Herkes o hasır dekorasyonun fotoğrafını çekip ZOZO BEACH , SOSO BEACH , COCO BEACH konumu koymak için perişan halde sıcağın altında duruyor. (BEACH İSİMLERİNİ GÖTTEN SALLADIM AMA AZICIK PİYASAYA HAKİM OLAN HANGİ BEACHLERİ KAST ETTİĞİMİ ANLADI)
Otellerinin hepsinin neredeyse birbirinin kopyası olduğu , içinde osuruktan mavi mermerle döşenmiş havuzlarının, bohem havayı solumaktan midemizin bulandığı ...
Henry Murger mezarında çığlıklar atarak insanlıktan özür dilediği bir bohemlik düşünün.
ALASI BAK YEMİN EDERİM.
Hasır görmekten perişan olduğumuz, dress code bataklığından insanların ne giyeceğini şaşırdığı, bir taraftan da bundan zevk aldığı , topuklu ayakkabı ile o rezalet keşmekeş arnavut kaldırımlarından yürümeye çalıştığı ve o sonradan görmelik kulaktan dolmalık kepazeliği...
Hiç bilmediği,koklamaktan aciz hatta ismini bile öğrenmekten aciz insanların rengarenk çiçeklerinin önünde aynı zamanda unutmadan rengarenk kapılarının(?) önünde çekilmiş fotoğralarla bezeli : ALAÇATI SOKAKLARI.
O rezalet sokakları.
Paraları değerli olduğu için ya yabancının ya da gurbetçinin keyfini sürdüğü sokakları.
Tatile gitmek için hiçbir sebebimiz yok Alaçatı'ya.
Yazın göbeğinde temmuzda falan , İstanbul'da toplu taşımayla istediğin yere çok daha hızlı gidersin mesela.
O daracık sokaklarındaki yaya trafiğinden midem bulanıyordu .
O yaya trafiğinin sonu da Hacımemiş'te ki osuruk kafe publarda 2 tane birayı milyara içmenle sonlanıyor he bir esprisi yok .
Ha çok iyi meyhanelerine çok iyi sanatçılar çıkıyor muydu? Çıkıyordu.
Onada zaten gurbetçiler girebiliyordu.
Hı aşırı zenginleri es geçmeyim.
Aşırı zenginlerde mutlaka çirkin oluyordu. Yanlarında da barbie hatunları. (ALTIN KURAL, DEĞİŞMEYEN GERÇEK)
Bide 18bin takipçi ile gelmiş bedava takılan influencerlar... (VALLA İMRENMEMEK ELDE DEĞİLDİ, BEDAVA YAŞAMLARINA)
Nasıl bu kadar revaçta?
Neden o yaya trafiğinden herkes memnun?
Nasıl olabiliyorda insanlar tüm bunlara okey olabilir diye diye aklımı kaybedecek gibiydim.

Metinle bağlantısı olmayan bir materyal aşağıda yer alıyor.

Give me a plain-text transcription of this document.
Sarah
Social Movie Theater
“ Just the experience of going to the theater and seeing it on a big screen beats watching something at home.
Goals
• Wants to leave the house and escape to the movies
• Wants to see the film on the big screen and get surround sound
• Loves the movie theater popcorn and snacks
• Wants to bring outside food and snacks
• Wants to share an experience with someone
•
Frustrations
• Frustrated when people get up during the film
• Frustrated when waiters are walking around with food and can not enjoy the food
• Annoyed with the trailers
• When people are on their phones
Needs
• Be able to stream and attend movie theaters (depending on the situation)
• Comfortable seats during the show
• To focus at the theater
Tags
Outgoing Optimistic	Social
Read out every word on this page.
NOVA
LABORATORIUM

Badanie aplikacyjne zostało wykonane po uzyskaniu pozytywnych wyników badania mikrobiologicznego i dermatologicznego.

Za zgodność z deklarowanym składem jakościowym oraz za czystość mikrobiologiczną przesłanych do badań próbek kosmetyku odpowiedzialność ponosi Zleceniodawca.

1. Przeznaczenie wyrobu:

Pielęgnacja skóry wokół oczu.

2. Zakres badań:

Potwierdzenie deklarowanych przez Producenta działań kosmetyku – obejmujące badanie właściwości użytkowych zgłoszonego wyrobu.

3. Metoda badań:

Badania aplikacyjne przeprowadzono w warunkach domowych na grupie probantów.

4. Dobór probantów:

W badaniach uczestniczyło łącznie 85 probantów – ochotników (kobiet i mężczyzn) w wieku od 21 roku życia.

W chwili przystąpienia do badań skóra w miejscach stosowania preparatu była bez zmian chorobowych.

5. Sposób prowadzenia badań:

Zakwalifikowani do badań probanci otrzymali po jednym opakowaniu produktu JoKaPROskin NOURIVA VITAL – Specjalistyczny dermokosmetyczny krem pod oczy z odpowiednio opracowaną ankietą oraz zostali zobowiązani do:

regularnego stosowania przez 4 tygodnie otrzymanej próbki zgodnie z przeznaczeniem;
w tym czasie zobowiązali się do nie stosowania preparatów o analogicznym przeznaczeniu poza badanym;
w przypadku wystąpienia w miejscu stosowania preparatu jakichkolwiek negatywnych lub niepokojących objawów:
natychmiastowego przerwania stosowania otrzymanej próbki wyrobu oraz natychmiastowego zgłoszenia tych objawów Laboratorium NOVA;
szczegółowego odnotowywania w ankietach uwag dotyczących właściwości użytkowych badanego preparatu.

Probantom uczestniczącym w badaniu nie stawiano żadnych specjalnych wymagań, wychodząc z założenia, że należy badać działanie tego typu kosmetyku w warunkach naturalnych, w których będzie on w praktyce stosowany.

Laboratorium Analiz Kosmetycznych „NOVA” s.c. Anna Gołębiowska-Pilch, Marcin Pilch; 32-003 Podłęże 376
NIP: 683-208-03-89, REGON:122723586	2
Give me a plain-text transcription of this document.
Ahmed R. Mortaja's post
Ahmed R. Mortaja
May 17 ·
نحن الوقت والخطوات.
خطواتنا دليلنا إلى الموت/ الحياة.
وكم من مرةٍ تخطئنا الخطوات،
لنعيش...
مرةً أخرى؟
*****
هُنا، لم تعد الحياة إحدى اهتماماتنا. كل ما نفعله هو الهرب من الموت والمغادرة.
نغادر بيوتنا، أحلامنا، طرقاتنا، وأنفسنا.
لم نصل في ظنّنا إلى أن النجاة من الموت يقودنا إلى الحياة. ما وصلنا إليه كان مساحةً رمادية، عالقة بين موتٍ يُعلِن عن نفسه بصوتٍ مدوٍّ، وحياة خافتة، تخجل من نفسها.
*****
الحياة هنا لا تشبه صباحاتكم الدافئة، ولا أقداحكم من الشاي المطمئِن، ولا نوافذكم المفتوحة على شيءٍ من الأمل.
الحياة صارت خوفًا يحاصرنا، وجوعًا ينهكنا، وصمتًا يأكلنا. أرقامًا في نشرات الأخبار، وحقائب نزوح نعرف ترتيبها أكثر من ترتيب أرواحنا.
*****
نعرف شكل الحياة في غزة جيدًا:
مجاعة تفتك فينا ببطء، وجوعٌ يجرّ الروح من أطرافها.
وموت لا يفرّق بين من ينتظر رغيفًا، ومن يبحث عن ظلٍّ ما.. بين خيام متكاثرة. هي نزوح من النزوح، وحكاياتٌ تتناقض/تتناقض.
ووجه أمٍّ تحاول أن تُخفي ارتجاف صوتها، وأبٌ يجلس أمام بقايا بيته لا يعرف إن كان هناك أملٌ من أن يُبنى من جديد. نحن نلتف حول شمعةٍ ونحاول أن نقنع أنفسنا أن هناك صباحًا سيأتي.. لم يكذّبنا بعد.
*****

Genç bi kızdan piyano dersi almaya başladım sırf kafam dağılsın diye geceleri.
Bi kafede alıyordum dersi.
Allahtan çok kafaydı kafe sahipleri.
Tek güvenli bölgem orasıydı.
Sokaklarında yürüyemediğim ve bi birayı 1000 tlye içmek istemediğimden kendimi iyi hissettiğim tek yer orasıydı.
Kafayı yemeyi böylelikle bırakmıştım ve insanların bu rezilliği neden çektiğini anlamıştım.
Tüm bunlar insanlar için rezillik değildi.
İnsanlar oraya tam da bunlar için geliyordu.
Herkes en güzel olmaya, en güzel storyi çekmeye, en güzel hasır çantayı takmaya, en bohem olmaya geliyordu.
Bilmeden gelenler bana ılıca plajının yerini , bilerek gelenler POPO BEACH için taksi çağırmamı istiyordu.
Bilmeden gelenlerde zaten "ismini duyup geldik bi sik yokmuş birdaha da gelmeyiz" diyordu.
Bende onlardan biriydim.
Benim için şişirilmiş bir balon insanlık için modernizmin başkentiydi.
Çok komikti.
Bastım istifayı çıktım.
Ardıma bile bakmadan bir gece yarısı terk ettim.